Guh-Goodbye…
May 24th, 2010
I happen to like television. Some of what is on television. Not a lot, but what I like I like a lot. To the point of near obsession—or not so near if you believe my friends and family—which you shouldn’t.
Okay, I’ll admit it, there have been several series over the years that I really enjoyed, even became semi-obsessed about. X-Files was a big one for me, still is, truth be told. Amazing writing, fabulous acting, and anytime you make me laugh and scare the crap out of me at the same time, I’m hooked.
Which brings me to my nearly tearful bidding adieu to LOST. The finale is but hours away as I type away here and for the life of me I can’t imagine a world without LOST in it. Okay, hyperbole rears its snarky little head, but seriously! How can LOST be gone!? And what will take its place? Besides Fringe, which I also adore, Castle, which is growing on me, Grey’s Anatomy, which is just getting better as the good ones do, and I will always love the Law & Orders, all 18 of the, So You Think You Can Dance which is my all-time favorite reality thing. Okay, so I’ll live and life will go on. But only because there are wonderful, astonishing, incredible writers out there who give the actors something to do and give us viewers someplace to go, and all those great stories someplace to be.

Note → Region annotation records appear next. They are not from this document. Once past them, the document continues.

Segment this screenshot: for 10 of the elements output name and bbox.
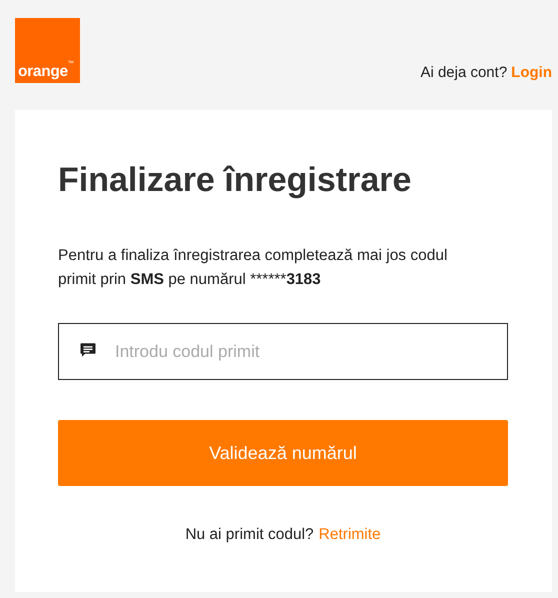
login-link[interactable]: Login	[511, 64, 552, 81]
code-input-field[interactable]: Introdu codul primit	[58, 323, 508, 380]
logo-text: orange	[18, 64, 68, 79]
account-prompt: Ai deja cont?	[420, 64, 508, 81]
validate-button[interactable]: Validează numărul	[58, 420, 508, 486]
instruction-text: Pentru a finaliza înregistrarea completează mai jos codul primit prin SMS pe numărul ******3183	[58, 246, 448, 290]
resend-prompt: Nu ai primit codul?	[185, 526, 314, 544]
resend-link[interactable]: Retrimite	[318, 526, 381, 544]
message-icon	[79, 341, 97, 359]
page-title: Finalizare înregistrare	[58, 160, 412, 200]
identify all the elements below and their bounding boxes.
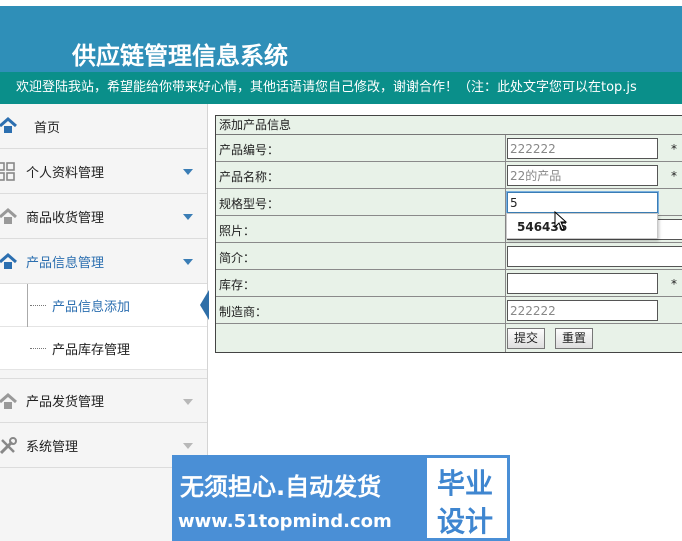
sidebar-subitem-label: 产品信息添加 bbox=[52, 299, 131, 315]
house-icon bbox=[0, 253, 17, 269]
badge-bottom-text: 设计 bbox=[437, 505, 494, 538]
intro-input[interactable] bbox=[507, 246, 682, 267]
tree-line bbox=[27, 284, 28, 327]
sidebar-item-profile[interactable]: 个人资料管理 bbox=[0, 149, 207, 194]
banner-url: www.51topmind.com bbox=[178, 511, 392, 532]
tools-icon bbox=[0, 437, 17, 455]
active-marker-icon bbox=[200, 290, 209, 320]
spec-model-input[interactable] bbox=[506, 191, 659, 214]
field-label: 产品编号： bbox=[219, 143, 280, 157]
reset-button[interactable]: 重置 bbox=[555, 328, 594, 349]
sidebar-item-label: 系统管理 bbox=[26, 439, 79, 455]
app-title: 供应链管理信息系统 bbox=[72, 42, 288, 70]
sidebar-item-label: 个人资料管理 bbox=[26, 165, 105, 181]
house-icon bbox=[0, 117, 17, 133]
sidebar-item-label: 商品收货管理 bbox=[26, 210, 105, 226]
app-header: 供应链管理信息系统 bbox=[0, 0, 682, 72]
product-name-input[interactable] bbox=[507, 165, 658, 186]
form-row-product-code: 产品编号： * bbox=[216, 135, 682, 162]
sidebar-subitem-inventory[interactable]: 产品库存管理 bbox=[0, 327, 207, 370]
chevron-down-icon bbox=[183, 169, 193, 175]
required-mark: * bbox=[671, 169, 677, 183]
sidebar-item-home[interactable]: 首页 bbox=[0, 104, 207, 149]
cell-divider bbox=[505, 243, 506, 270]
form-row-stock: 库存： * bbox=[216, 270, 682, 297]
cell-divider bbox=[505, 297, 506, 324]
sidebar-item-product-info[interactable]: 产品信息管理 bbox=[0, 239, 207, 284]
submit-button[interactable]: 提交 bbox=[507, 328, 546, 349]
sidebar-item-receiving[interactable]: 商品收货管理 bbox=[0, 194, 207, 239]
field-label: 库存： bbox=[219, 278, 256, 292]
tree-dash bbox=[30, 348, 46, 349]
cell-divider bbox=[505, 162, 506, 189]
field-label: 简介： bbox=[219, 251, 256, 265]
cell-divider bbox=[505, 135, 506, 162]
form-row-manufacturer: 制造商： bbox=[216, 297, 682, 324]
chevron-down-icon bbox=[183, 214, 193, 220]
sidebar-subitem-label: 产品库存管理 bbox=[52, 342, 131, 358]
sidebar-item-shipping[interactable]: 产品发货管理 bbox=[0, 378, 207, 423]
required-mark: * bbox=[671, 142, 677, 156]
tree-dash bbox=[30, 305, 46, 306]
sidebar-item-label: 首页 bbox=[34, 120, 61, 136]
chevron-down-icon bbox=[183, 259, 193, 265]
sidebar-item-label: 产品信息管理 bbox=[26, 255, 105, 271]
form-row-product-name: 产品名称： * bbox=[216, 162, 682, 189]
form-row-spec-model: 规格型号： bbox=[216, 189, 682, 216]
field-label: 制造商： bbox=[219, 305, 268, 319]
field-label: 产品名称： bbox=[219, 170, 280, 184]
required-mark: * bbox=[671, 277, 677, 291]
chevron-down-icon bbox=[183, 443, 193, 449]
form-caption: 添加产品信息 bbox=[216, 116, 682, 135]
house-icon bbox=[0, 208, 17, 224]
mouse-cursor-icon bbox=[554, 211, 568, 231]
autocomplete-suggestion[interactable]: 546436 bbox=[506, 213, 658, 239]
manufacturer-input[interactable] bbox=[507, 300, 658, 321]
cell-divider bbox=[505, 270, 506, 297]
welcome-marquee: 欢迎登陆我站，希望能给你带来好心情，其他话语请您自己修改，谢谢合作！（注：此处文… bbox=[0, 72, 682, 104]
product-code-input[interactable] bbox=[507, 138, 658, 159]
chevron-down-icon bbox=[183, 399, 193, 405]
field-label: 照片： bbox=[219, 224, 256, 238]
sidebar-item-label: 产品发货管理 bbox=[26, 395, 105, 410]
form-row-intro: 简介： bbox=[216, 243, 682, 270]
form-row-actions: 提交 重置 bbox=[216, 324, 682, 352]
sidebar-subitem-add-product[interactable]: 产品信息添加 bbox=[0, 284, 209, 327]
stock-input[interactable] bbox=[507, 273, 658, 294]
grid-icon bbox=[0, 162, 15, 181]
field-label: 规格型号： bbox=[219, 197, 280, 211]
banner-badge: 毕业 设计 bbox=[424, 455, 510, 541]
cell-divider bbox=[505, 189, 506, 216]
house-icon bbox=[0, 393, 17, 409]
banner-headline: 无须担心.自动发货 bbox=[180, 473, 382, 501]
promo-banner[interactable]: 无须担心.自动发货 www.51topmind.com 毕业 设计 bbox=[172, 455, 510, 541]
badge-top-text: 毕业 bbox=[437, 467, 494, 500]
cell-divider bbox=[505, 324, 506, 352]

TV Finales. There has been is now and always will be to do about finales. Finale, the very word itself is intrinsically bound with so many emotions and implications. Even season finales are bound to the idea that a summation of sorts must be presented, hand in hand with the inevitable cliff-hangers (don’t you dare kill one of our favorite characters!) to make sure we tune in post hiatus. But finale finales, the series finales carry a much heavier burden. How to sum up five, six, or even ten years of a storyline, how to give a cast of characters not only closure, but better yet, lives we can imagine they go on living—without us. Some do it better than others of course, and some end with absolute disasters. I won’t debate the good and the bad here, what’s done is done, but I personally think they’re getting better at it. That being said, no finale can be all good simply because goodbyes tend to, well, suck. The really good shows bring you into the story, bring the characters to life, gives you an hour to share and then it’s over!
I’m weird in that what I enjoy is the journey and the ending. Which means it’s never really over for me; I watch these favorite shows over and over and enjoy that same journey over and over. I like knowing how it ends and I like watching it gain once I know how it ends so I can just sit back and enjoy without all that pesky suspense and what the heck! is going to happen next?
The LOST finale is approaching and then it will be done, but of course, it will never be forgotten, not entirely, because there it is, sitting in a favored spot on my bookshelf. Thank God for DVD’s!
Okay, it’s over, and yes, I cried, and I will miss it. A LOT. Sniff, sniff. Thanks, LOST.